Secondaries Investor caught up with André Bourbonnais, the president and chief executive of Public Sector Pension Investment Board, one of Canada’s largest public pensions, last week. Bourbonnais discussed his expansion plans, which include launching an in-house secondaries team and opening offices in Asia and Australia.
Bourbonnais’ plan is to leverage the C$126 billion ($92 billion; €85 billion) pension’s GP relationships to gain access to co-investment opportunities and gather more knowledge about funds before building its own unit.
Buyers worried about competing for deals with another large Canadian pension need not lose sleep just yet – it will be at least two years, possibly as many as five, before PSP introduces the capability, Bourbonnais said.
Several sources Secondaries Investor spoke to this week were sceptical about whether PSP would be able to make it as a buyer. “You can’t just say, hey, we’re big, and we’re going to write big cheques,” the managing director of one global investment firm said.
Another source said PSP would have to compete for transactions north of the $200 million range to justify taking the strategy in-house. The argument is that unless the pension hires dozens of specialist professionals, it won’t have the bandwidth to execute scores of small deals. Competing in this part of the market won’t be easy, the source added, as PSP would be running up against the likes of Ardian and Lexington Partners who “do this day-in day-out”.
Market participants clearly believe Canada’s seventh largest public pension will face significant hurdles in cracking a crowded sector, but this doesn’t mean PSP should abandon the idea.
Canada Pension Plan Investment Board, PSP’s larger brother, took about six years to transition from being a passive investor to launching its own in-house secondaries business in 2007.
Today, CPPIB is a force to be reckoned with, clinching deals such as Ardian’s sale of $1 billion worth of private equity stakes in March, Australian superannuation fund Future Fund’s sale of around $1 billion of fund interests in January last year, and launching into preferred equity and other niche areas.
Of course, CPPIB benefited from being an early entrant to the market, while PSP won’t be mobilising until at least 2019 – when the market could have changed radically.
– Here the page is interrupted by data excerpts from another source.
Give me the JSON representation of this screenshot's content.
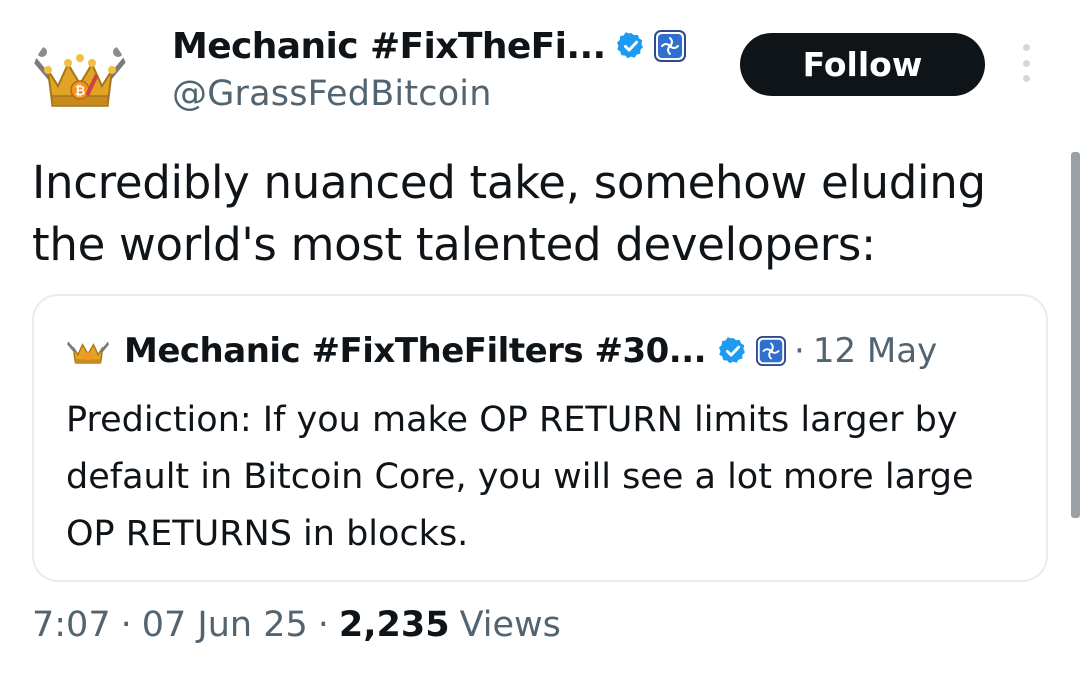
{
  "author": {
    "display_name": "Mechanic #FixTheFi...",
    "handle": "@GrassFedBitcoin",
    "avatar_text": "₿"
  },
  "follow_label": "Follow",
  "tweet_text": "Incredibly nuanced take, somehow eluding the world's most talented developers:",
  "quoted": {
    "display_name": "Mechanic #FixTheFilters #30...",
    "separator": "·",
    "date": "12 May",
    "text": "Prediction: If you make OP RETURN limits larger by default in Bitcoin Core, you will see a lot more large OP RETURNS in blocks."
  },
  "meta": {
    "time": "7:07",
    "date": "07 Jun 25",
    "separator": "·",
    "views_count": "2,235",
    "views_label": "Views"
  },
  "colors": {
    "verified_blue": "#1d9bf0",
    "secondary_text": "#536471",
    "border": "#e6ecf0",
    "crown_gold": "#e0a526",
    "bitcoin_orange": "#f7931a"
  },
  "icons": {
    "verified": "verified-badge-icon",
    "affiliate": "affiliate-badge-icon",
    "more": "more-options-icon"
  }
}
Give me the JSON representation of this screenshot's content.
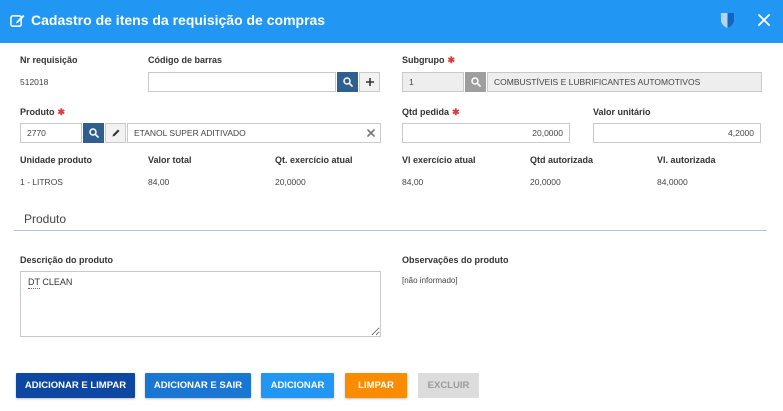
{
  "header": {
    "title": "Cadastro de itens da requisição de compras"
  },
  "form": {
    "nr_requisicao": {
      "label": "Nr requisição",
      "value": "512018"
    },
    "codigo_barras": {
      "label": "Código de barras",
      "value": ""
    },
    "subgrupo": {
      "label": "Subgrupo",
      "required": "✱",
      "code": "1",
      "description": "COMBUSTÍVEIS E LUBRIFICANTES AUTOMOTIVOS"
    },
    "produto": {
      "label": "Produto",
      "required": "✱",
      "code": "2770",
      "description": "ETANOL SUPER ADITIVADO"
    },
    "qtd_pedida": {
      "label": "Qtd pedida",
      "required": "✱",
      "value": "20,0000"
    },
    "valor_unitario": {
      "label": "Valor unitário",
      "value": "4,2000"
    },
    "unidade_produto": {
      "label": "Unidade produto",
      "value": "1 - LITROS"
    },
    "valor_total": {
      "label": "Valor total",
      "value": "84,00"
    },
    "qt_exercicio_atual": {
      "label": "Qt. exercício atual",
      "value": "20,0000"
    },
    "vl_exercicio_atual": {
      "label": "Vl exercício atual",
      "value": "84,00"
    },
    "qtd_autorizada": {
      "label": "Qtd autorizada",
      "value": "20,0000"
    },
    "vl_autorizada": {
      "label": "Vl. autorizada",
      "value": "84,0000"
    }
  },
  "section": {
    "title": "Produto",
    "descricao": {
      "label": "Descrição do produto",
      "value": "DT CLEAN"
    },
    "observacoes": {
      "label": "Observações do produto",
      "value": "[não informado]"
    }
  },
  "actions": {
    "adicionar_limpar": "ADICIONAR E LIMPAR",
    "adicionar_sair": "ADICIONAR E SAIR",
    "adicionar": "ADICIONAR",
    "limpar": "LIMPAR",
    "excluir": "EXCLUIR"
  },
  "colors": {
    "header": "#2196f3",
    "primary_dark": "#0d47a1",
    "primary": "#1976d2",
    "accent_orange": "#fb8c00",
    "required": "#e53935"
  },
  "icons": [
    "edit-icon",
    "shield-icon",
    "close-icon",
    "search-icon",
    "plus-icon",
    "pencil-icon",
    "clear-icon"
  ]
}
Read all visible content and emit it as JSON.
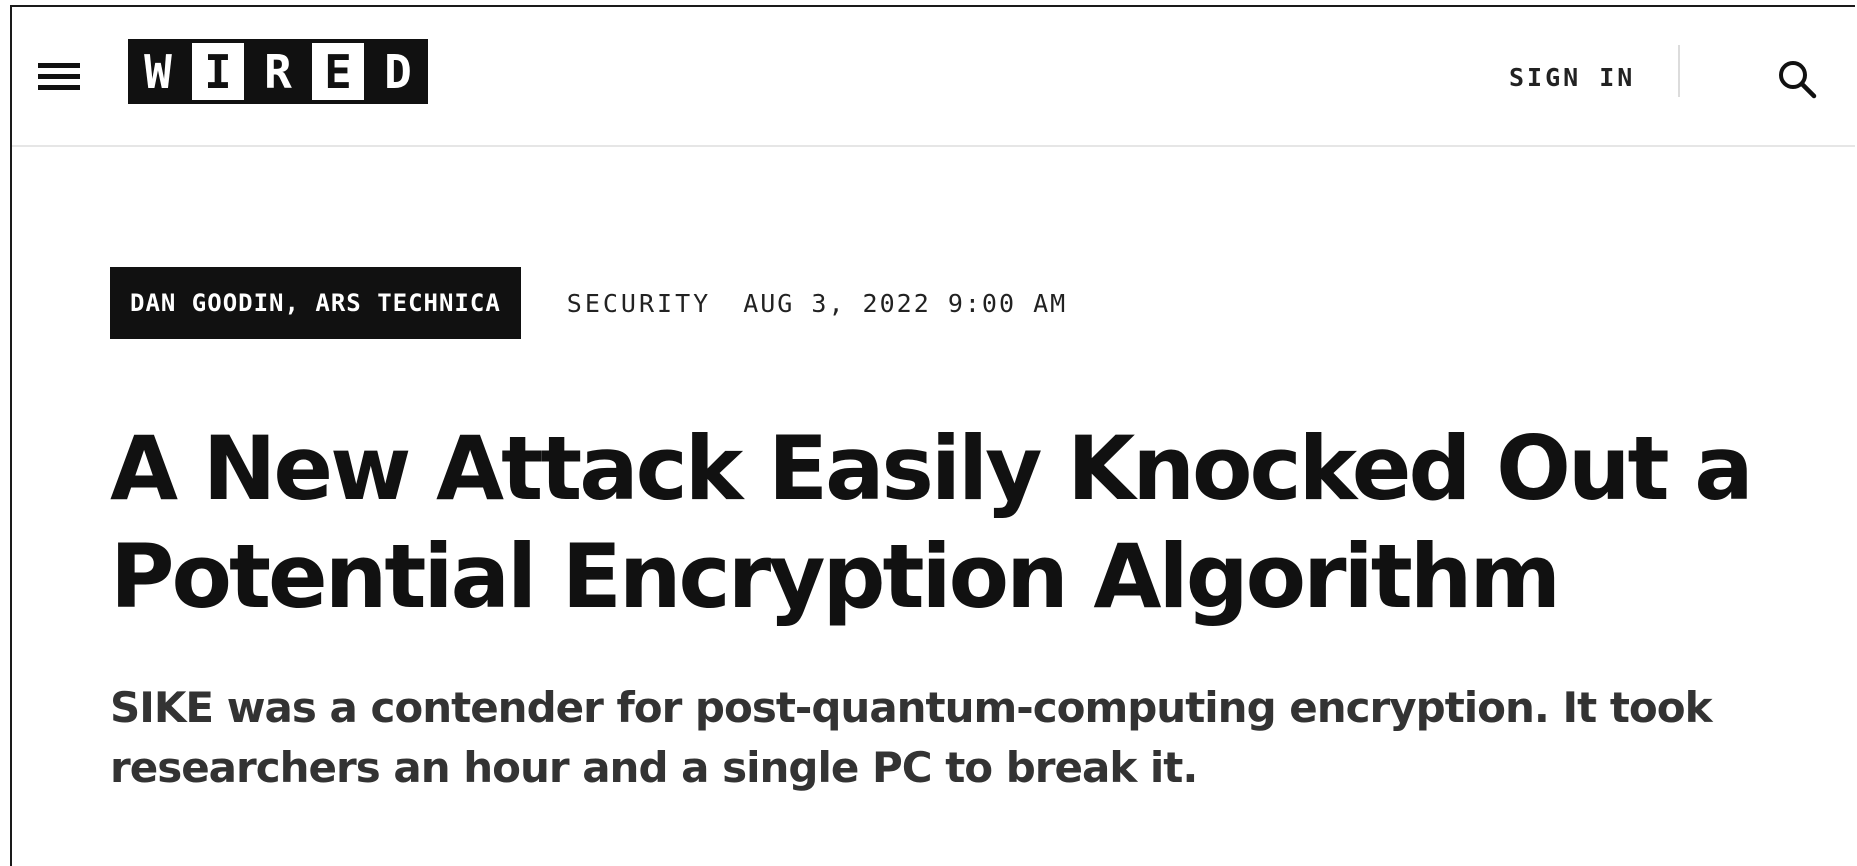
{
  "header": {
    "menu_icon": "hamburger-menu-icon",
    "logo_letters": [
      "W",
      "I",
      "R",
      "E",
      "D"
    ],
    "sign_in": "SIGN IN",
    "search_icon": "search-icon"
  },
  "article": {
    "byline": "DAN GOODIN, ARS TECHNICA",
    "category": "SECURITY",
    "date": "AUG 3, 2022 9:00 AM",
    "headline": "A New Attack Easily Knocked Out a Potential Encryption Algorithm",
    "dek": "SIKE was a contender for post-quantum-computing encryption. It took researchers an hour and a single PC to break it."
  },
  "colors": {
    "text": "#111111",
    "dek_text": "#333333",
    "header_rule": "#e6e6e6"
  }
}
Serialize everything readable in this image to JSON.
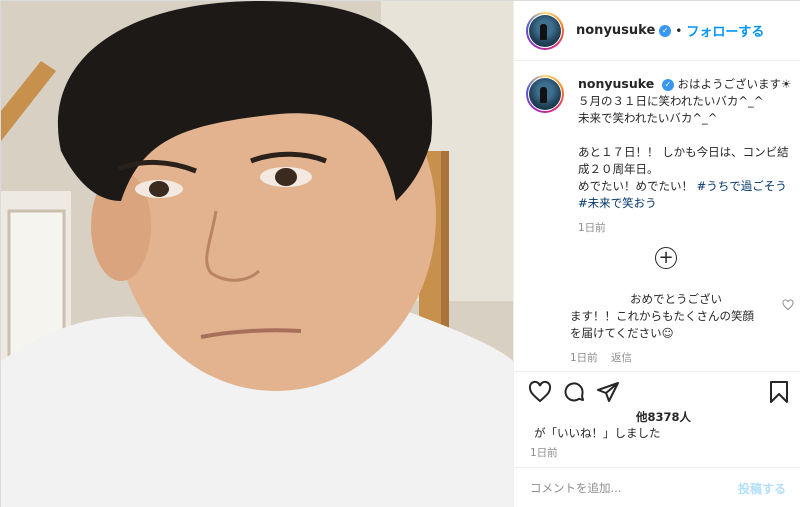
{
  "post": {
    "username": "nonyusuke",
    "verified": true,
    "follow_label": "フォローする",
    "dot": "•"
  },
  "caption": {
    "username": "nonyusuke",
    "lines": [
      "おはようございます☀",
      "５月の３１日に笑われたいバカ^_^",
      "未来で笑われたいバカ^_^",
      "",
      "あと１７日！！ しかも今日は、コンビ結",
      "成２０周年日。",
      "めでたい！めでたい！"
    ],
    "hashtags": [
      "#うちで過ごそう",
      "#未来で笑おう"
    ],
    "time": "1日前"
  },
  "load_more_label": "+",
  "reply": {
    "line1": "おめでとうござい",
    "line2": "ます！！これからもたくさんの笑顔",
    "line3": "を届けてください☺",
    "time": "1日前",
    "reply_label": "返信"
  },
  "likes": {
    "count": "他8378人",
    "liked_by_text": "が「いいね！」しました",
    "date": "1日前"
  },
  "comment_box": {
    "placeholder": "コメントを追加...",
    "post_label": "投稿する"
  },
  "icons": {
    "heart": "heart-icon",
    "comment": "comment-icon",
    "share": "paper-plane-icon",
    "save": "bookmark-icon",
    "verified": "verified-badge-icon",
    "plus": "plus-circle-icon"
  },
  "colors": {
    "accent": "#0095f6",
    "muted": "#8e8e8e",
    "verified": "#3897f0",
    "post_disabled": "#b2dffc"
  }
}
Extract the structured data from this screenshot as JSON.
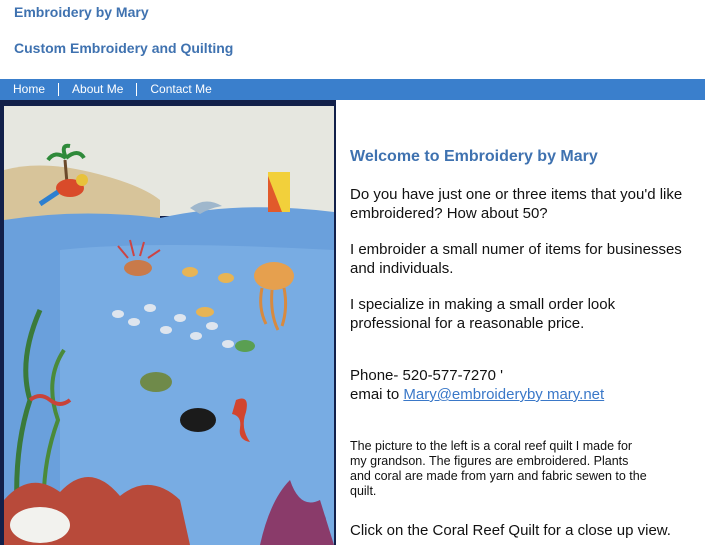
{
  "header": {
    "site_title": "Embroidery by Mary",
    "tagline": "Custom Embroidery and Quilting"
  },
  "nav": {
    "items": [
      {
        "label": "Home"
      },
      {
        "label": "About Me"
      },
      {
        "label": "Contact Me"
      }
    ]
  },
  "colors": {
    "brand_text": "#3f72b0",
    "nav_bar": "#3a7fcc",
    "link": "#3a78c8"
  },
  "main": {
    "image_alt_subject": "coral-reef-quilt-image",
    "welcome_heading": "Welcome to Embroidery by Mary",
    "paragraph_1": "Do you have just one or three items that you'd like embroidered?  How about 50?",
    "paragraph_2": "I embroider a small numer of items for businesses and individuals.",
    "paragraph_3": "I specialize in making a small order look professional for a reasonable price.",
    "phone_line": "Phone- 520-577-7270 '",
    "email_prefix": "emai to ",
    "email_link": "Mary@embroideryby mary.net",
    "description": "The picture to the left is a coral reef quilt I made for my grandson. The figures are embroidered. Plants and coral are made from yarn and fabric sewen to the quilt.",
    "closeup_text": "Click on the Coral Reef Quilt for a close up view."
  }
}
But like CPPIB, PSP – which has been investing in private equity for more than a decade – will be able to leverage its GP relationships as a source of dealflow. It also should be able to take advantage of a lower cost of capital than secondaries firms.
For now, PSP is happy to learn the art of secondaries investing from Ardian and AlpInvest Partners, the two firms to whose funds it has committed capital.
CPPIB has led the way, and there’s no reason PSP can’t follow. But the pension shouldn’t count on it being easy.